Tag Archives: novels

88 Days

Manuscript

One of the world’s greatest forces is a sense of direction. My best days are often the ones that start with me being dragged from the sleepy tendrils of my dreams by a sense of purpose. And so one of the most satisfying things I can do for myself, is to ensure I set goals.

Around five years ago, I woke to a cold morning in Cambridgeshire. I crept downstairs and slipped outside, drawing boots onto my feet, and a hat over my head. I walked to a set of allotment gardens at the end of the street. There I watched the sun crawl into the sky, lighting frosted leaves, coaxing steam from shed roofs. I made a promise before the small, neat rows of vegetables, to write.

I have produced several hundred thousand words since that sunrise over Huntingdon. Articles, stories, a manuscript. A religious text. But most of them are still hidden away. Unseen. Untested. Unjudged. I’ve probably published 5%.

Today I am setting myself a challenge. I am allotting myself 88 days in which to confront my fears around sharing my work. I’m creating a list of tasks: interviewing a hero, getting a short story published, showing the world passages from my first book.

I’ll investigate the opportunities avaibale for writers in a digital world. I’ll look into ways  I can market myself, and the places I can go for help. I’ll introduce the people and services that assist me along the way.

And each week I’ll nominate a new inspiration, someone who I hope will help me learn something new. Maybe it’ll be Gordon Ramsey, or Tim Burton, or Katey Perry. Whoever or whatever it is, they’ll be my Muse of the Week, an excuse to look at things from a new perspective.

I’ll write all about it here. The good bits, the sketchy bits, the triumphs and challenges. Soon I’ll introduce my first muse.

So. 88 days. Starting…now.

 

 

Horizons (charging into)

Kapiti cropped large

Two days ago I finished writing a story. It began as a tale about two kiwis and a Canadian who decide to use gangsters and mobsters to market their new vodka, hoping to gain street cred and instead attracting a range of terrifying challenges. But I was somewhere between New Mexico and Utah two years ago, watching electrical storms on four horizons when I realised that Vodka just wasn’t enough. As I viewed spectacular lightning splitting dusky widescreen horizons, I knew my characters needed grander problems than smuggling spirits into Liberia and the Ukraine would earn them. I needed to take on something that would echo across the world, something which would require commentary from the Pope.  So these human lightning conductors decided to invent a better religion, and the vodka became part of the back-story. But that’s another story for a different day, publishers willing.

Soon after I began work on the book, I started writing this blog. As I set off on a research trip to the USA and Europe my life seemed to have become interesting enough for me to find something to write about every couple of weeks. I find that when I’m travelling I live at a much faster pace. Each day lived seems so visceral, so textured, so rich. Every meal is newly spiced, every conversation has an accent, every dawn is described by new sounds. Each morning makes a promise, that the day will harbour some lesson, some learning, some new understanding. I want to share the revelations, the encounters, the mistakes and consequences. And then I return home, and that pace drops away.

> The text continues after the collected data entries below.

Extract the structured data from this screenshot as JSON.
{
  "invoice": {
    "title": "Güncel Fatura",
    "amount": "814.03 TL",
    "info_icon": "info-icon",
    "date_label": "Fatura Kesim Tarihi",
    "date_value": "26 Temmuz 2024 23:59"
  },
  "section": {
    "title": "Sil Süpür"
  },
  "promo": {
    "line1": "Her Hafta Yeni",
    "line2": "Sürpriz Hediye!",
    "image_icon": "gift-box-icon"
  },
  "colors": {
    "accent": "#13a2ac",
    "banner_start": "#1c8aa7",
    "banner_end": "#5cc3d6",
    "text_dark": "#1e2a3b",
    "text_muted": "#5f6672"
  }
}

I haven’t posted anything here for eighteen months, not because I haven’t been inspired, but because the achievements were gradual ones, and their rewards were ones of delayed gratification. And because working in a job for an income rather than outcome stifles my imaginative creativity. It’s been a period of building for me, a passage of time during which I’ve managed to set myself up with foundations for a simpler life, one which enables freedom and creativity. And it has helped me further understand the joy of simple living, with kind and thoughtful people. But my passport hasn’t been soaked with the sweat of border anticipation for far too long, and my pack lies forgotten beneath my bed, comforted only by memories of a brief and beautiful jaunt through a Buddhist kingdom. And I want to write a new book, so I need character inspiration, semi-autobiographic comic relief and the rewards that come with making simple mistakes in unknown lands with friends I haven’t met yet.

I’m six weeks out from a flight to Paris, I’m buying walking shoes and train tickets, and my heart beats louder in my dreams. The world is opening up again, my skies are wider than an office window, the winter storms are all around me, unframed, unbound. The pace is picking up, the sound of a jet overhead has regained a personal significance, and as I watch others post photos and thoughts from Castle Donnington, Positano, the Orkney Islands, envy has given way to a feeling of fellowship. I’ve written 150,000 words about another man’s journey, it is time to slip back to first person perspective again. And it’s time to share my ideas once again, and hope to strike a chord, provoke a response, or even provide inspiration for someone else’s adventures.

The great thing about horizons is that just like tomorrow, they lie just out of reach. But unless we’re clinically depressed, our progress towards tomorrow requires no effort, no act of change, no brave decision. But to approach the horizon, that demands a building of momentum, a setting of sails, the anxious lottery of purchasing Easyjet tickets. And most of all it require the triumph of adventurous spirit over apathetic submission.